Q: If I have a tax problem, must I have a living trust?
A: In Colorado a tax will does operate just as well, if not better than, a tax living trust. Just as a tax trust needs to be put inside a will, we need to create a tax trust inside a living trust. Thus the choice of a will or a living trust is not based on how large an estate is, but cost and if probate is really a problem.
Q: But doesn't a living trust avoid probate?
A: Yes, but in Colorado, so what? You still have to disassemble the trust and many times a probate is still necessary since all assets were not titled in the name of the trust but were in the name of the deceased. The general cost of settling an estate through unsupervised administration is probably going to be less than terminating the trust, especially if the family elects to do so without an attorney.
Q: But when someone dies, nothing else needs to be done with a trust.
A: Wrong – just as the assets must be retitled to the trust, the assets must be transferred out of the trust when the trust ends.
Q: But stock brokerage houses do not honor durable powers of attorney.
A: Never in my practice have I heard of such a thing. If the attorney has done his or her job, the durable power of attorney must be honored. Otherwise, the brokerage house, for example, will be held liable for damages.
Also remember trust authority only applies to assets in the trust, not outside of it. Normally a trustee can not make personal decisions for people who set up the trust, especially if such matters do not involve trust assets. Thus a durable power of attorney is needed, even with a living trust.
Q: I was told my living trust will protect assets from social services and medical and nursing home expenses.
A: In Colorado your revocable trust will stand up even less effectively than a snowman on a Hawaii beach at noon on July 4th.
And if you transfer your assets into an irrevocable trust and you are the beneficiary, the assets can still be taken in Colorado.

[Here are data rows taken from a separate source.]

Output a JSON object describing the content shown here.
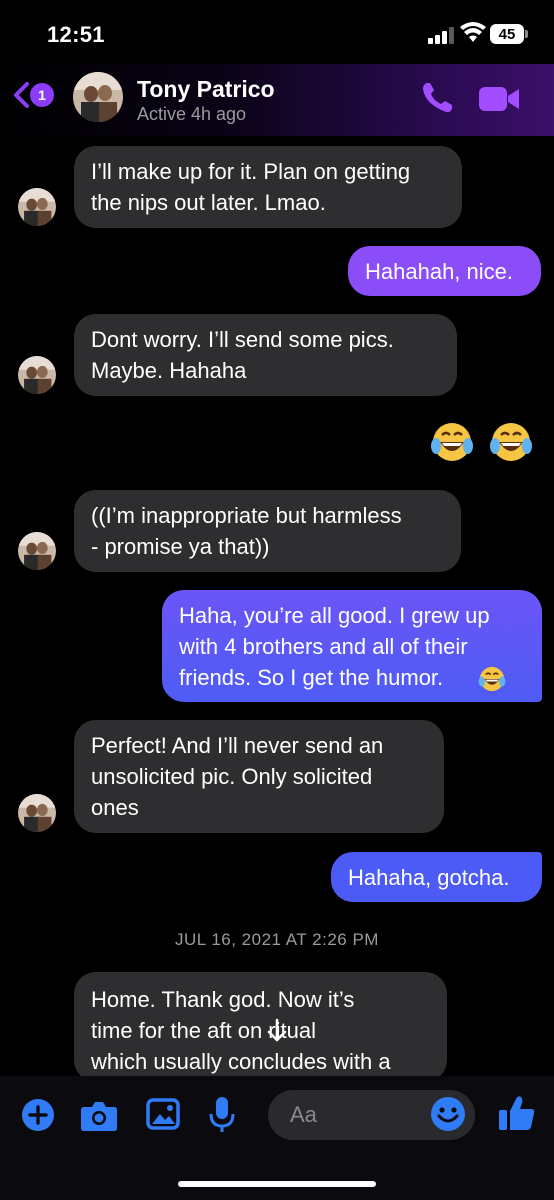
{
  "status_bar": {
    "time": "12:51",
    "battery": "45"
  },
  "header": {
    "unread_badge": "1",
    "contact_name": "Tony Patrico",
    "contact_status": "Active 4h ago"
  },
  "messages": [
    {
      "from": "them",
      "text": "I’ll make up for it. Plan on getting\nthe nips out later.  Lmao."
    },
    {
      "from": "me",
      "text": "Hahahah, nice."
    },
    {
      "from": "them",
      "text": "Dont worry. I’ll send some pics.\nMaybe.  Hahaha"
    },
    {
      "from": "me",
      "emoji": [
        "face-with-tears-of-joy",
        "face-with-tears-of-joy"
      ]
    },
    {
      "from": "them",
      "text": "((I’m inappropriate but harmless\n- promise ya that))"
    },
    {
      "from": "me",
      "text": "Haha, you’re all good. I grew up\nwith 4 brothers and all of their\nfriends. So I get the humor."
    },
    {
      "from": "them",
      "text": "Perfect!  And I’ll never send an\nunsolicited pic.  Only solicited\nones"
    },
    {
      "from": "me",
      "text": "Hahaha, gotcha."
    },
    {
      "from": "them",
      "text": "Home.  Thank god.  Now it’s\ntime for the aft      on ritual\nwhich usually concludes with a"
    }
  ],
  "date_separator": "JUL 16, 2021 AT 2:26 PM",
  "composer": {
    "placeholder": "Aa"
  },
  "colors": {
    "accent": "#8c3dfa",
    "outgoing_purple": "#8b4df7",
    "outgoing_blue": "#4c5bf5",
    "incoming": "#2e2e30",
    "composer_icons": "#2f7cf6"
  }
}
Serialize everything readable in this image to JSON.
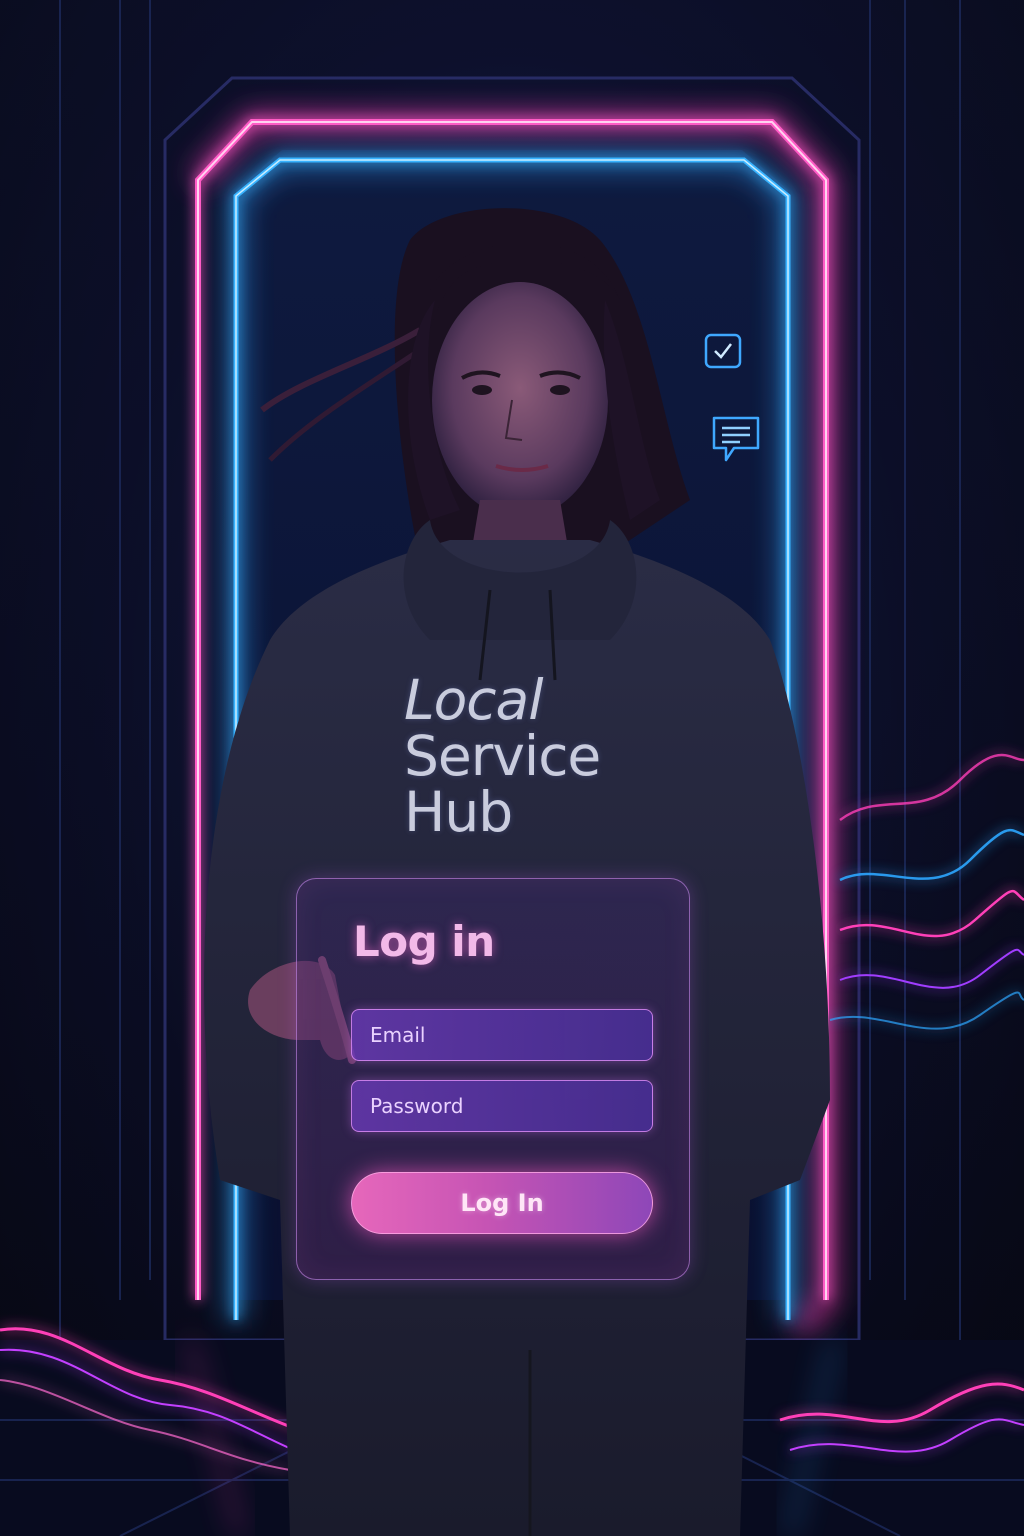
{
  "brand": {
    "line1": "Local",
    "line2": "Service",
    "line3": "Hub"
  },
  "login": {
    "title": "Log in",
    "email_placeholder": "Email",
    "password_placeholder": "Password",
    "submit_label": "Log In"
  },
  "icons": {
    "checklist": "checkbox-icon",
    "chat": "chat-bubble-icon"
  },
  "colors": {
    "neon_pink": "#ff3fb8",
    "neon_blue": "#2ea6ff",
    "button_gradient_start": "#e667bb",
    "button_gradient_end": "#8e47b8"
  }
}
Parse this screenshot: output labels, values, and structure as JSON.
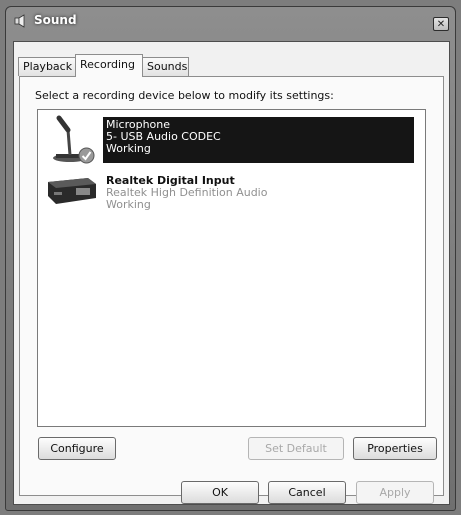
{
  "window": {
    "title": "Sound",
    "close_glyph": "✕"
  },
  "tabs": [
    {
      "label": "Playback",
      "active": false
    },
    {
      "label": "Recording",
      "active": true
    },
    {
      "label": "Sounds",
      "active": false
    }
  ],
  "instruction": "Select a recording device below to modify its settings:",
  "devices": [
    {
      "name": "Microphone",
      "description": "5- USB Audio CODEC",
      "status": "Working",
      "selected": true,
      "icon": "microphone-icon",
      "default_badge": "check-icon"
    },
    {
      "name": "Realtek Digital Input",
      "description": "Realtek High Definition Audio",
      "status": "Working",
      "selected": false,
      "icon": "digital-input-icon"
    }
  ],
  "panel_buttons": {
    "configure": "Configure",
    "set_default": "Set Default",
    "properties": "Properties"
  },
  "dialog_buttons": {
    "ok": "OK",
    "cancel": "Cancel",
    "apply": "Apply"
  },
  "colors": {
    "selection": "#151515",
    "dialog_bg": "#f1f1f1",
    "frame": "#7d7d7d"
  }
}
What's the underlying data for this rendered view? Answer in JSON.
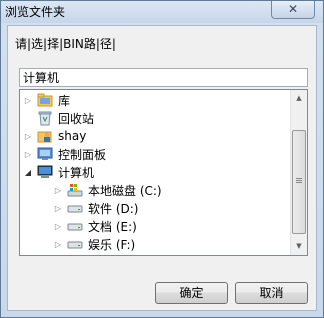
{
  "window": {
    "title": "浏览文件夹",
    "close_label": "✕"
  },
  "prompt": "请|选|择|BIN路|径|",
  "folder_input": {
    "value": "计算机"
  },
  "tree": {
    "items": [
      {
        "label": "库",
        "icon": "library-icon",
        "expander": "▷"
      },
      {
        "label": "回收站",
        "icon": "recycle-bin-icon",
        "expander": ""
      },
      {
        "label": "shay",
        "icon": "user-folder-icon",
        "expander": "▷"
      },
      {
        "label": "控制面板",
        "icon": "control-panel-icon",
        "expander": "▷"
      },
      {
        "label": "计算机",
        "icon": "computer-icon",
        "expander": "◢"
      },
      {
        "label": "本地磁盘 (C:)",
        "icon": "system-drive-icon",
        "expander": "▷"
      },
      {
        "label": "软件 (D:)",
        "icon": "drive-icon",
        "expander": "▷"
      },
      {
        "label": "文档 (E:)",
        "icon": "drive-icon",
        "expander": "▷"
      },
      {
        "label": "娱乐 (F:)",
        "icon": "drive-icon",
        "expander": "▷"
      }
    ]
  },
  "scrollbar": {
    "up_arrow": "▲",
    "down_arrow": "▼"
  },
  "buttons": {
    "ok": "确定",
    "cancel": "取消"
  }
}
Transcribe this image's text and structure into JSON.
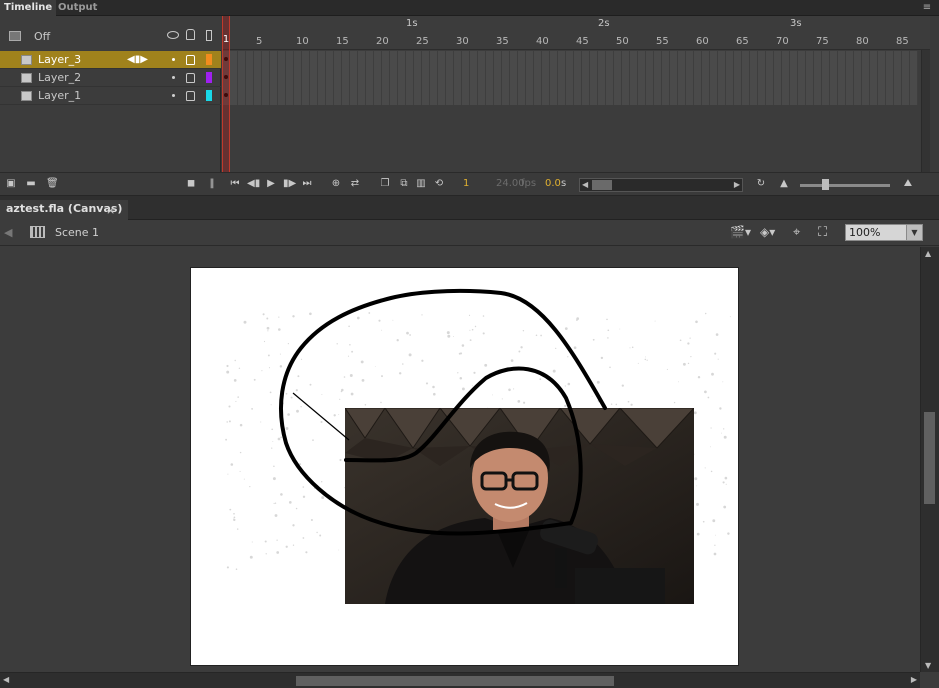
{
  "panel_tabs": {
    "timeline": "Timeline",
    "output": "Output"
  },
  "timeline": {
    "layers_header_label": "Off",
    "layers": [
      {
        "name": "Layer_3",
        "color": "#f28c1e",
        "selected": true
      },
      {
        "name": "Layer_2",
        "color": "#a020f0",
        "selected": false
      },
      {
        "name": "Layer_1",
        "color": "#19d8e8",
        "selected": false
      }
    ],
    "seconds_labels": [
      "1s",
      "2s",
      "3s"
    ],
    "frame_tick_labels": [
      "5",
      "10",
      "15",
      "20",
      "25",
      "30",
      "35",
      "40",
      "45",
      "50",
      "55",
      "60",
      "65",
      "70",
      "75",
      "80",
      "85"
    ],
    "current_frame": "1",
    "playhead_label": "1",
    "fps": "24.00",
    "fps_unit": "fps",
    "elapsed": "0.0",
    "elapsed_unit": "s"
  },
  "document": {
    "tab_title": "aztest.fla (Canvas)",
    "close_glyph": "×",
    "scene_label": "Scene 1",
    "zoom": "100%"
  },
  "colors": {
    "accent_selected_layer": "#a0821c",
    "playhead": "#c0392b",
    "frame_number": "#e0b030"
  }
}
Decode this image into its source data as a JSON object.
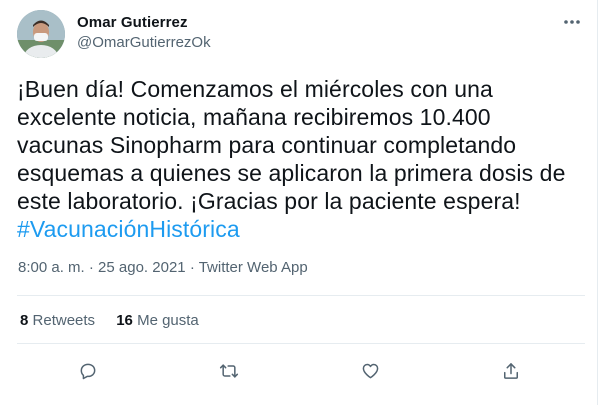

Finally, if you transfer assets to a third party and that third party sets up a trust for you using those assets, guess what – the assets have exposure.
Q: But I have real estate in a sister state.
A: Almost all states have a special ancillary proceeding where to transfer title will cost only several hundred dollars.
Trusts are best for some people but certainly not for everyone. The use may be more desirable in some states like Wyoming, but not for every state, such as Colorado. And yes, in Colorado the use of a trust can be much more expensive and complicated than settling the estate with a Will and a probate using unsupervised administration.
Test your attorney asking about the foregoing and have your attorney share with you the Colorado figures for the average cost of settling an estate through court (plus the cost of the Will) vs. settling the estate through a trust (plus the cost of setting up and taking the trust apart). And do not be afraid of getting a second opinion.